Nach der kommunikativen Aufrüstung des Ministerbüros und der Aufwertung des militärischen Beraters der Kanzlerin, wünscht man sich beim allgemeinen Planstellenschießen der Bundesverwaltung noch einen echten Wirkungstreffer. Es wäre ein Aufbruchsignal für die militärischen Kommunikatoren der Bundeswehr, wenn dem neuen Generalinspekteur Volker Wieker ein Kommunikationschef im Range eines Generals mit einer eigenen Abteilung zur Seite gestellt werden würde. In Zeiten, in denen sich der Minister via Facebook direkt an seine „Fans“ wendet, sollte die militärische Führung dem nicht nachstehen.

Zeit für Appelle

Wer die aktuelle Zeit noch nicht gelesen hat, sollte das schnellstmöglich tun. Das Dossier „Das Kundus-Syndrom“ ist vermutlich das Beste, was man über die Aufgabe, vor der die Bundeswehr in Afghanistan steht, bislang in einer Zeitung zu lesen bekommen hat. Weder die Regierung noch die Abgeordneten des deutschen Bundestages können fortan behaupten, sie wüssten nicht, was auf die Soldatinnen und Soldaten zukommt. Nicht nur rhetorisch zerbröselt die so genannte Afghanistan-Strategie Deutschlands an diesem eindrucksvollen Stück von Anita Blasberg und Stefan Willeke, die zeigen, was Journalismus vermag.

Allerdings können sich auch die Offiziere der Bundeswehr nicht mehr länger weg ducken. Während die Führung des Bundesverteidigungsministeriums seit Antritt des neuen Ministers in die mediale Offensive geht, und – richtiger Weise – verstärkt Generäle in den Medien zu Wort kommen lässt, verharrt die Truppe anscheinend in Schreckstarre. Wo sind die Beiträge studierender Offiziere der Bundeswehruniversitäten zur Debatte? Warum artikulieren sich weder die Kompaniechefs noch die Bataillonskommandeure, von den Admiral- und Generalstabslehrgängen ganz zu schweigen? Ihre Appelle werden dringend gebraucht, und sie müssen nicht, nein sie dürfen nicht, nur der medialen Verwertungslogik folgen.

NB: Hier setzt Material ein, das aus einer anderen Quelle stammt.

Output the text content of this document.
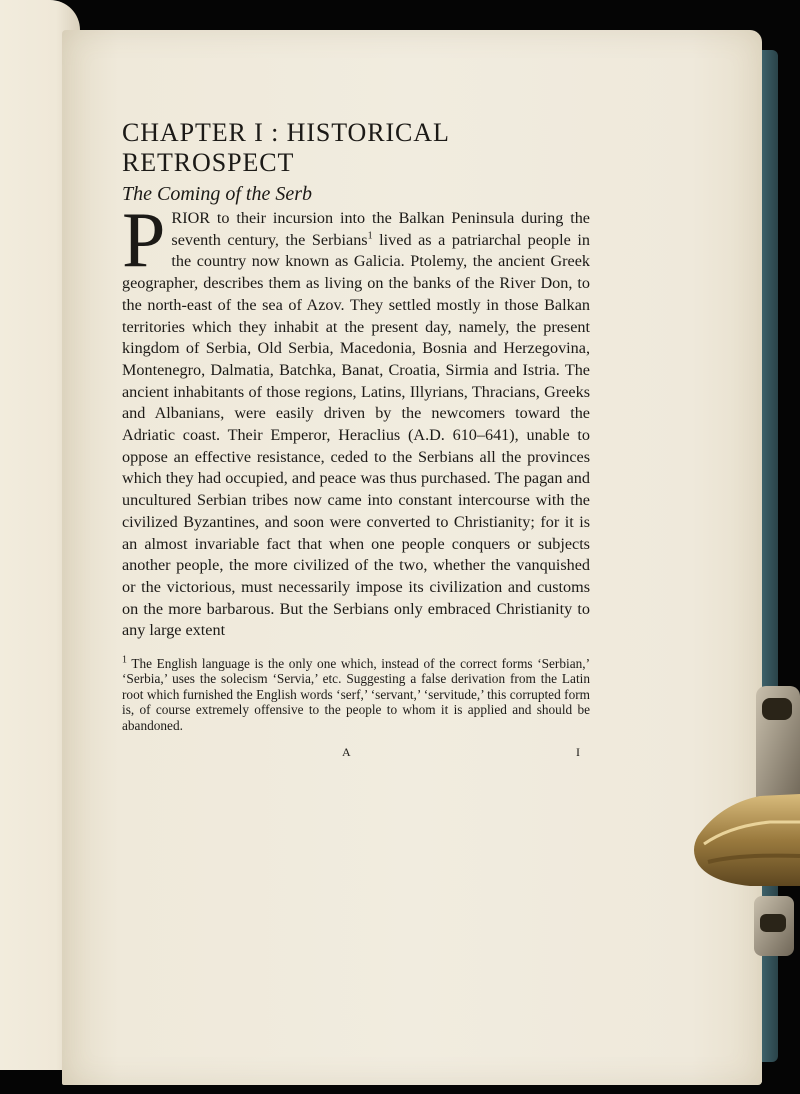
CHAPTER I : HISTORICAL
RETROSPECT
The Coming of the Serb

PRIOR to their incursion into the Balkan Peninsula during the seventh century, the Serbians$^1$ lived as a patriarchal people in the country now known as Galicia. Ptolemy, the ancient Greek geographer, describes them as living on the banks of the River Don, to the north-east of the sea of Azov. They settled mostly in those Balkan territories which they inhabit at the present day, namely, the present kingdom of Serbia, Old Serbia, Macedonia, Bosnia and Herzegovina, Montenegro, Dalmatia, Batchka, Banat, Croatia, Sirmia and Istria. The ancient inhabitants of those regions, Latins, Illyrians, Thracians, Greeks and Albanians, were easily driven by the newcomers toward the Adriatic coast. Their Emperor, Heraclius (A.D. 610–641), unable to oppose an effective resistance, ceded to the Serbians all the provinces which they had occupied, and peace was thus purchased. The pagan and uncultured Serbian tribes now came into constant intercourse with the civilized Byzantines, and soon were converted to Christianity; for it is an almost invariable fact that when one people conquers or subjects another people, the more civilized of the two, whether the vanquished or the victorious, must necessarily impose its civilization and customs on the more barbarous. But the Serbians only embraced Christianity to any large extent

$^1$ The English language is the only one which, instead of the correct forms ‘Serbian,’ ‘Serbia,’ uses the solecism ‘Servia,’ etc. Suggesting a false derivation from the Latin root which furnished the English words ‘serf,’ ‘servant,’ ‘servitude,’ this corrupted form is, of course extremely offensive to the people to whom it is applied and should be abandoned.

A	I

Aber nach Innen und Außen muss die Bundeswehr als Armee im Einsatz ihr Selbstverständnis neu gründen und darf sich nicht weiter durch die politische Konsensmaschine ihrer Identität entledigen lassen. Sonst drohen weitere Einsätze ohne Ziel, deren Ursachen u.a. Klaus Naumann präzise beschreibt, und aus dem – richtigen – Primat der Politik wird die kritiklose Unterwerfung unter kurzatmige Mandate einer Führung ohne erkennbare Strategie.

Bewegend

Wer wissen will, was so genannte kriegsähnliche Zustände mit Menschen machen, muss sich dringend die 37 Grad-Reportage des ZDF anschauen. Das ist exzellentes Fernsehen. Und es vermittelt einen nachhaltigen Eindruck vom Spannungsverhältnis zwischen abstrakten politischen Formulierungen und dem konkreten Erleben der Soldaten in Afghanistan. Außerdem zeigt der Beitrag mit dem Titel „Kein Schritt ohne Risiko“ sehr kluge und tapfere und vor allem reflektierte Soldaten. Vorbildlich.

Dazu noch ein weiterer Gedanke: Das, was deutsche (und andere) Soldatinnen und Soldaten dort erleben, erleben die Menschen in Afghanistan schon seit Jahrzehnten.

Nebel im Kopf

Nur ganz kurz: So genannte Journalisten wie die aus der Politik-Redaktion des Kölner Stadt-Anzeigers, die aus der möglichen Tatsache, dass der neue Generalinspekteur der Bundeswehr, Volker Wieker, als Chef des Stabes der ISAF seinen Job gemacht hat, eine Beteiligung an „Vernebelungsversuchen“ konstruieren wollen, haben vor allem Nebel im Kopf. Vielleicht wollen sie auch nur mal auf den Busch klopfen. Man kann nur hoffen, dass sich in Berlin niemand von derart dilettantischen Versuchen, einen Skandal zu produzieren, nervös machen lässt.